Essa é uma questão complexa, não? Em primeiro lugar, porque precisamos recorrer a conceitos para responder. Em segundo, porque a fronteira entre a experiência imediata e a conceitualmente mediada é, por assim dizr, contraintuitiva. Até que ponto conceitos não são necessários para que "percebamos" qualidades espaciais e temporais, como cores, formas, dimensões, movimentos etc.? Será que o próprio espaço não é um conceito? Como podemos distinguir forma e fundo, por exemplo, um professor diante da lousa, sem conceitos espaciais, topográficos etc.? Não consigo perceber, mas apenas abstrair. Mas posso muito bem distinguir a consciência de ser da consciência de objetos.
Se observar profundamente, é possível perceber que até a “certeza de ser” é apenas mais um conteúdo que aparece, inseparável do que surge agora?
Até agora, não. O que significa, no meu caso, anos a fio. A certeza de ser não é conteúdo, mas, por assim dizer, o continente.
Exercício: dedique alguns instantes a apenas observar, sons, sensações, pensamentos, a própria sensação de existir, sem tentar descrever ou entender. Note se há algum ponto “que sabe” ou se tudo é apenas o acontecer.
Volto aos óculos no nariz: não posso observar a consciência, pois é ela que observa. Eu simplesmente sou consciente de mim mesmo como ser consciente. Mas, de novo, esse "mim" não se confunde com o ego. O ego cresce e diminui, surge e desaparece. "Eu" sei disso porque sou permanente. A linguagem é um instrumento evolucionário, assim como a própria mente e o ego: precisamos deles para sobreviver. Ela não serve para falar do que não é objetivo, coisal. Por exemplo, quando chamamos a certeza de si de consciência, de percepção, de Eu ou seja lá como for, nós a reificamos, coisificamos, a transformamos numa "substância". A estrutura da grande maioria dos idiomas é justamente substantivo-verbo-predicado. Pela minha experiência, sou levado a dizer, porém, que não existem coisas, objetos substantivos, mas só processos, fluxo. O Eu não é uma coisa, mas um processo. O ego, igualmente. Etc. Isso só se torna um problema quando acreditamos que somos apenas ego (corpo-mente). É a ignorância acerca da nossa natureza, nossa essência como ser, conhecer, ou seja lá o verbo escolhido para dizer o indizível.

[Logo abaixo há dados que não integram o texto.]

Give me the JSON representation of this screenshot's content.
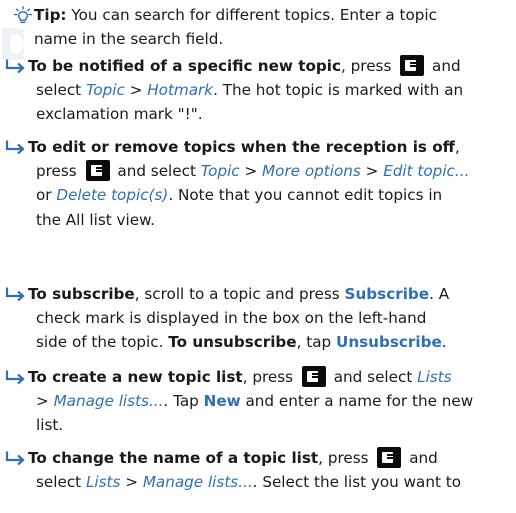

Edson, o objetivo aqui não é afirmar, negar ou provar nada. O que importa é a investigação direta na sua experiência. Tudo o que foi aprendido, lido ou pensado sobre espiritualidade, consciência ou observador não tem valor neste momento. Aqui, nada substitui o olhar atento para o que surge agora. O ponto é ver, sentir e perceber diretamente, sem se apoiar em narrativas antigas ou ideias já formadas.
Sim, é o que venho tentando fazer faz tempo. Entrei aqui justamente porque esta é a proposta de vocês.
Quando desapegamos de antigas crenças e narrativas, damos espaço para ver as coisas como de fato elas são! A palavra não é a coisa.
Entendo o que quer dizer. Mas a expressão que você escolheu é dualista. De um lado haveria a coisa, e de outro a palavra. Mas será mesmo que podemos separar as coisas dos respectivos conceitos? Se eu lhe desse como presente um objeto que você desconhece totalmente, não sabendo nem do que é feito nem para que serve, ainda assim você saberia dizer um monte de coisas sobre ele: que ocupa lugar no espaço, tem massa, forma, dimensões, cores, cheiro etc. E, veja, isso tudo antes mesmo de abrir o embrulho.
Cada observação sua é uma oportunidade de ver que a própria “certeza de ser” já é parte do fluxo que você observa, e que não há ninguém além do que acontece.
Acho que a nossa discordância está no fato de você, ao que parece, reduzir a consciência a uma qualidade do que aparece ou, em todo caso, a algo que aparece simultaneamente com as demais aparições. A um aparecer. Como tentei dizer, não é isso que constato na minha experiência.